JT: Diet passes Japan’s first law to curb hate speech. Hurrah, but.

JT: Japan’s first anti-hate speech law passed the Diet on Tuesday, marking a step forward in the nation’s long-stalled efforts to curb racial discrimination. But the legislation has been dogged by skepticism, with critics slamming it as philosophical at best and toothless window dressing at worst.

The ruling coalition-backed law seeks to eliminate hate speech, which exploded onto the scene around 2013 amid Japan’s deteriorating relationship with South Korea. It is the first such law in a country that has long failed to tackle the issue of racism despite its membership in the U.N.-designated International Convention on the Elimination of All Forms of Racial Discrimination. Critics, however, have decried the legislation as ineffective. While it condemns unjustly discriminatory language as “unforgivable,” it doesn’t legally ban hate speech and sets no penalty.

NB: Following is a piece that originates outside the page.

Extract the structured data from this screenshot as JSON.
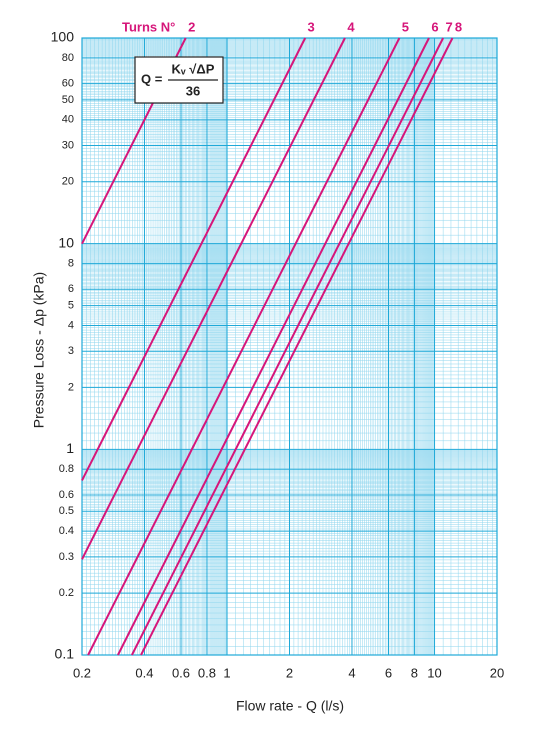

COMMENT: Debito.org cannot wholeheartedly support this law for the reasons noted in the JT article: It defines “hate speech” only narrow-band (only covering legal residents of Japan), it doesn’t actually encode punishments or penalties, and it joins all of Japan’s other laws that ineffectually ban things only in principle and get ignored in practice (such as Japan’s Equal Employment Opportunity Law, which has not curbed male-female wage and promotion differentials one whit outside of a lengthy and risky Japanese court process). It is, as critics say below, mere window-dressing to make Japan look like a “civilized” country to its neighbors. That said, I’m going to opt that it’s better to have some law that acknowledges the existence of a problem (as opposed to what’s been going on before; even the article indicates below there was a hate rally on average more than once a day somewhere in Japan). Let it potentially chasten xenophobes and indicate that minorities in Japan are here to stay and deserve dignity, respect, and the right to be unstigmatized.